03 Outubro 2025
"Se as forças israelenses nos interceptarem durante o Yom Kippur, que então vejam que aspecto tem a verdadeira expiação. Não o jejum no conforto enquanto se deixam morrer de fome os próprios vizinhos. Não a oração em segurança enquanto se lançam bombas sobre suas cabeças. Expiação significa ação", escreve David Adler, participante da Flotilha Global Sumud que está indo a Gaza, em carta publicada por La Stampa, 02-10-2025. A tradução é de Luisa Rabolini.
Eis a carta.
Estou escrevendo uma carta muito pessoal, uma carta sobre o que significa para mim ser judeu em missão que chega à "Zona Vermelha" durante o Yom Kippur, o dia mais sagrado do calendário judaico. Quase nunca escrevo "como judeu". Compartilho a frustração de sempre ter que colocar os sentimentos judaicos em primeiro lugar, quando um genocídio está sendo cometido em nome do "interesse nacional" sionista e quando ativistas estão sendo detidos, torturados e deportados em nome da nossa "segurança". Mas hoje, sinto-me compelido a usar esse registro, como um dos pouquíssimos judeus nesta missão, que reúne mais de 500 pessoas de mais de 40 países de todo o mundo. Acredito que a escolha do momento da nossa Flotilha não seja casual. Pelo contrário, acredito que seja uma bênção estarmos nos aproximando da interceptação justamente no início do Yom Kippur — nosso dia anual de expiação — que nos convida a refletir sobre nossos pecados e sobre o que pode ser feito para repará-los no espírito do Tikun Olam.

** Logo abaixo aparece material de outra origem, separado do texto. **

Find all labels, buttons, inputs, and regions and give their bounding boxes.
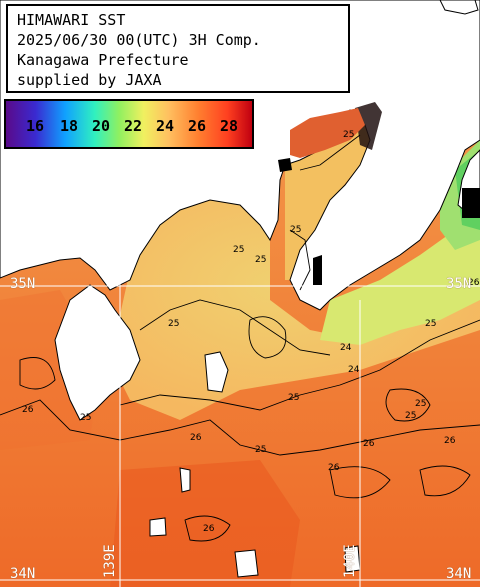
island (439, 0, 479, 15)
temperature-color-scale: 16 18 20 22 24 26 28 (4, 99, 254, 149)
graticule (0, 150, 480, 587)
contour-label: 26 (190, 433, 202, 443)
scale-label: 20 (92, 117, 111, 135)
island (234, 549, 259, 578)
latitude-label: 34N (446, 566, 472, 582)
contour-label: 25 (80, 413, 91, 423)
scale-label: 16 (26, 117, 45, 135)
data-source: supplied by JAXA (17, 71, 162, 89)
contour-label: 25 (290, 225, 301, 235)
contour-labels: 25 25 25 25 25 24 24 25 26 25 26 25 26 2… (22, 130, 480, 534)
scale-label: 28 (220, 117, 239, 135)
tokyo-bay-water (285, 110, 380, 280)
contour-label: 26 (203, 524, 215, 534)
contour-label: 25 (343, 130, 354, 140)
contour-label: 25 (255, 255, 266, 265)
contour-label: 25 (288, 393, 299, 403)
longitude-label: 139E (102, 544, 118, 578)
longitude-label: 140E (342, 544, 358, 578)
island (149, 517, 167, 537)
contour-label: 25 (425, 319, 436, 329)
island (179, 467, 191, 493)
latitude-label: 34N (10, 566, 36, 582)
product-title: HIMAWARI SST (17, 11, 126, 29)
contour-label: 25 (415, 399, 426, 409)
island (204, 351, 229, 393)
isotherm-contours (0, 134, 480, 542)
scale-label: 18 (60, 117, 79, 135)
contour-label: 25 (233, 245, 244, 255)
contour-label: 25 (255, 445, 266, 455)
contour-label: 26 (444, 436, 456, 446)
color-scale-labels: 16 18 20 22 24 26 28 (6, 101, 252, 147)
contour-label: 26 (328, 463, 340, 473)
contour-label: 24 (348, 365, 360, 375)
color-scale-bar (6, 101, 252, 147)
map-info-panel: HIMAWARI SST 2025/06/30 00(UTC) 3H Comp.… (6, 4, 350, 93)
latitude-label: 35N (10, 276, 36, 292)
no-data-cell (313, 255, 322, 285)
no-data-cell (462, 188, 480, 218)
observation-time: 2025/06/30 00(UTC) 3H Comp. (17, 31, 261, 49)
region-name: Kanagawa Prefecture (17, 51, 189, 69)
scale-label: 26 (188, 117, 207, 135)
contour-label: 26 (22, 405, 34, 415)
scale-label: 22 (124, 117, 143, 135)
contour-label: 26 (468, 278, 480, 288)
contour-label: 24 (340, 343, 352, 353)
contour-label: 25 (405, 411, 416, 421)
contour-label: 26 (363, 439, 375, 449)
contour-label: 25 (168, 319, 179, 329)
no-data-cell (278, 158, 292, 172)
no-data-cell (355, 102, 382, 150)
warm-inner-bay (290, 108, 365, 158)
cool-bay-water (110, 195, 480, 420)
scale-label: 24 (156, 117, 175, 135)
latitude-label: 35N (446, 276, 472, 292)
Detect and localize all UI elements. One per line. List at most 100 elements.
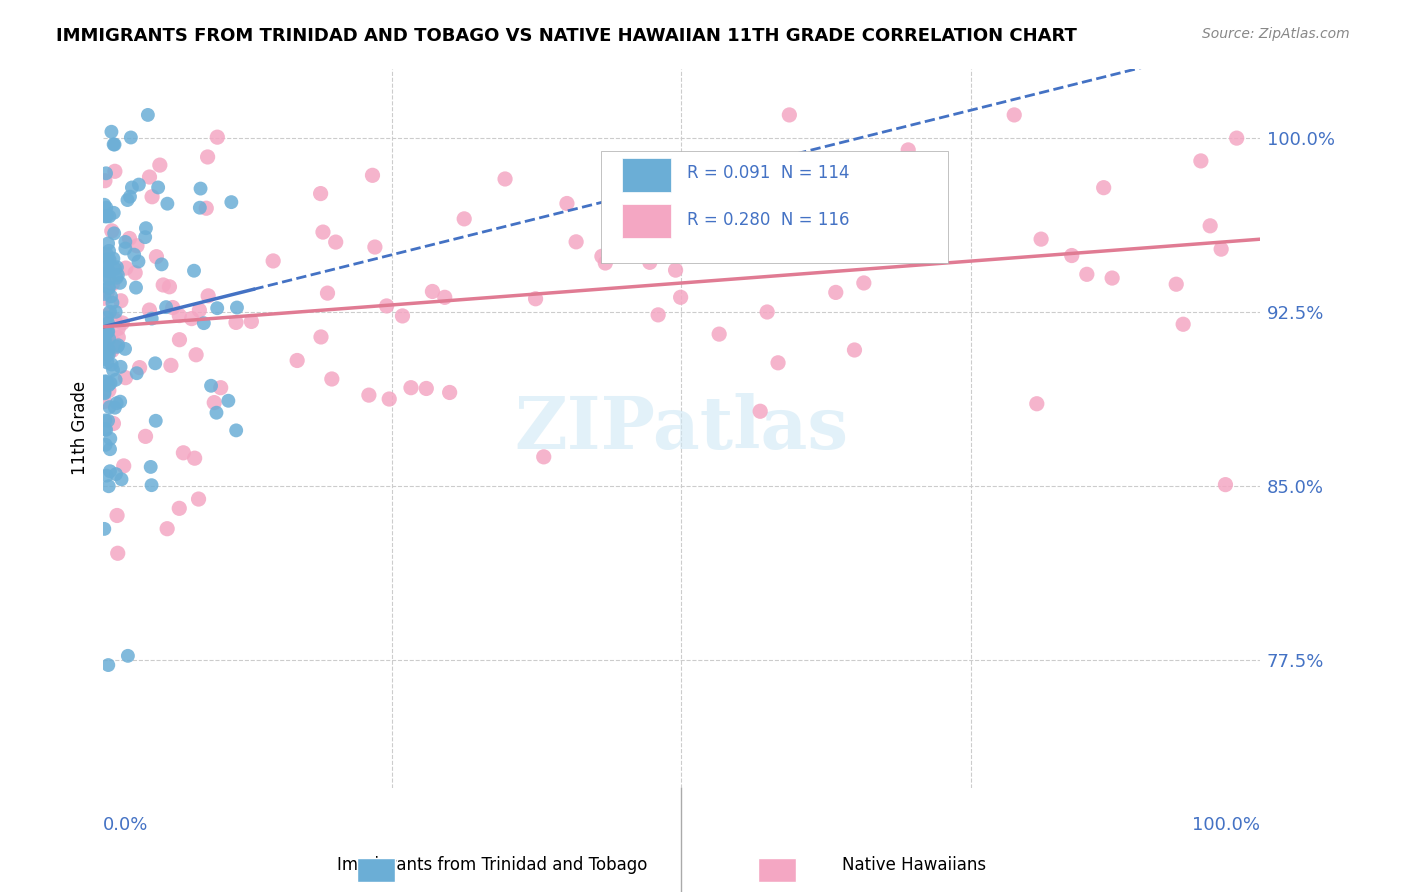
Point [312,225,335,239]
Point [98,305,121,319]
Point [125,366,148,380]
Point [1166,277,1188,292]
Point [309,186,332,201]
Point [98,332,121,346]
Point [104,401,127,415]
Point [749,404,772,418]
Point [439,385,461,400]
Point [122,248,145,262]
Point [262,254,284,268]
Point [187,491,209,506]
Point [207,130,229,145]
Point [197,150,219,164]
Point [93,291,115,305]
Point [96,260,118,275]
Point [118,231,141,245]
Point [96,201,118,215]
Point [104,313,127,327]
Point [180,311,202,326]
Point [94,423,117,437]
Point [107,268,129,282]
Point [162,301,184,315]
Point [422,285,444,299]
Point [94,210,117,224]
Point [1029,232,1052,246]
Point [103,417,125,431]
Point [97,479,120,493]
Point [321,372,343,386]
Point [217,393,239,408]
Point [135,221,157,235]
Point [98,400,121,414]
Point [110,359,132,374]
Point [97,236,120,251]
Text: Source: ZipAtlas.com: Source: ZipAtlas.com [1202,27,1350,41]
Point [1002,108,1025,122]
Point [225,315,247,329]
Point [101,343,124,358]
Point [591,249,613,263]
Point [94,422,117,436]
Point [150,257,173,271]
Point [110,293,132,308]
Point [183,451,205,466]
Point [766,356,789,370]
Point [111,316,134,330]
Point [93,287,115,301]
Point [101,363,124,377]
Point [114,242,136,256]
Point [146,180,169,194]
Point [1092,180,1115,194]
Point [533,450,555,464]
Point [852,276,875,290]
Point [97,325,120,339]
Point [124,266,146,280]
Point [118,189,141,203]
Point [94,438,117,452]
Point [325,235,347,249]
Point [103,227,125,241]
Point [114,370,136,384]
Point [638,255,661,269]
Point [107,321,129,335]
Point [145,250,167,264]
Point [93,271,115,285]
Point [226,301,249,315]
Point [433,290,456,304]
Point [565,235,588,249]
Point [121,180,143,194]
Point [240,314,263,328]
Point [108,276,131,290]
Point [97,378,120,392]
Point [139,459,162,474]
Point [167,501,190,516]
Point [104,261,127,276]
Point [285,353,308,368]
Point [1189,153,1212,168]
Point [97,347,120,361]
Point [117,193,139,207]
Point [364,240,387,254]
Point [375,299,398,313]
Point [97,343,120,357]
Point [193,316,215,330]
Point [114,235,136,249]
Point [378,392,401,406]
Point [152,277,174,292]
Point [1173,318,1195,332]
Point [93,339,115,353]
Point [184,348,207,362]
Point [104,373,127,387]
Point [141,190,163,204]
Point [141,478,163,492]
Point [96,285,118,300]
Point [1215,477,1237,491]
Point [103,252,125,266]
Point [145,414,167,428]
Point [96,246,118,260]
Point [96,347,118,361]
Point [357,388,380,402]
Point [125,239,148,253]
Text: R = 0.091  N = 114: R = 0.091 N = 114 [688,164,849,182]
Point [98,271,121,285]
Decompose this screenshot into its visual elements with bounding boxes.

Como podemos pedir perdão por pecados que se multiplicam a cada hora, enquanto bombas e balas chovem sobre Gaza? Como poderíamos jamais levar a sério nosso mandato de "curar o mundo" quando o Estado de Israel está tão determinado a destruí-lo? Se há uma parte da Torá da qual ainda me lembro, é precisamente esta obrigação que nos impõe: "Justiça, justiça terás que buscar".
Como poderíamos ficar olhando enquanto o Estado de Israel perverte essa obrigação sagrada, perpetrando um holocausto contra o povo palestino?
Juntei-me a esta Flotilha como qualquer outro delegado — para defender a humanidade — antes que seja tarde demais. Mas, neste Yom Kippur, lembro-me de que estou aqui também porque minhas origens judaicas assim o exigem.
Quando adolescente, meu avô, Jacques Adler, juntou-se à resistência parisiense contra os nazistas, colocando em risco a própria vida para sabotar suas operações, enquanto seus amigos e familiares eram deportados para campos de concentração e enviados para a morte. É essa tradição que me sinto chamado a seguir, e é essa a definição de "justiça" que considero fiel à minha identidade judaica — enquanto a mesma fúria genocida que atingiu meus ancestrais é hoje adotada por suas principais vítimas.
Se as forças israelenses nos interceptarem durante o Yom Kippur, que então vejam que aspecto tem a verdadeira expiação. Não o jejum no conforto enquanto se deixam morrer de fome os próprios vizinhos. Não a oração em segurança enquanto se lançam bombas sobre suas cabeças. Expiação significa ação.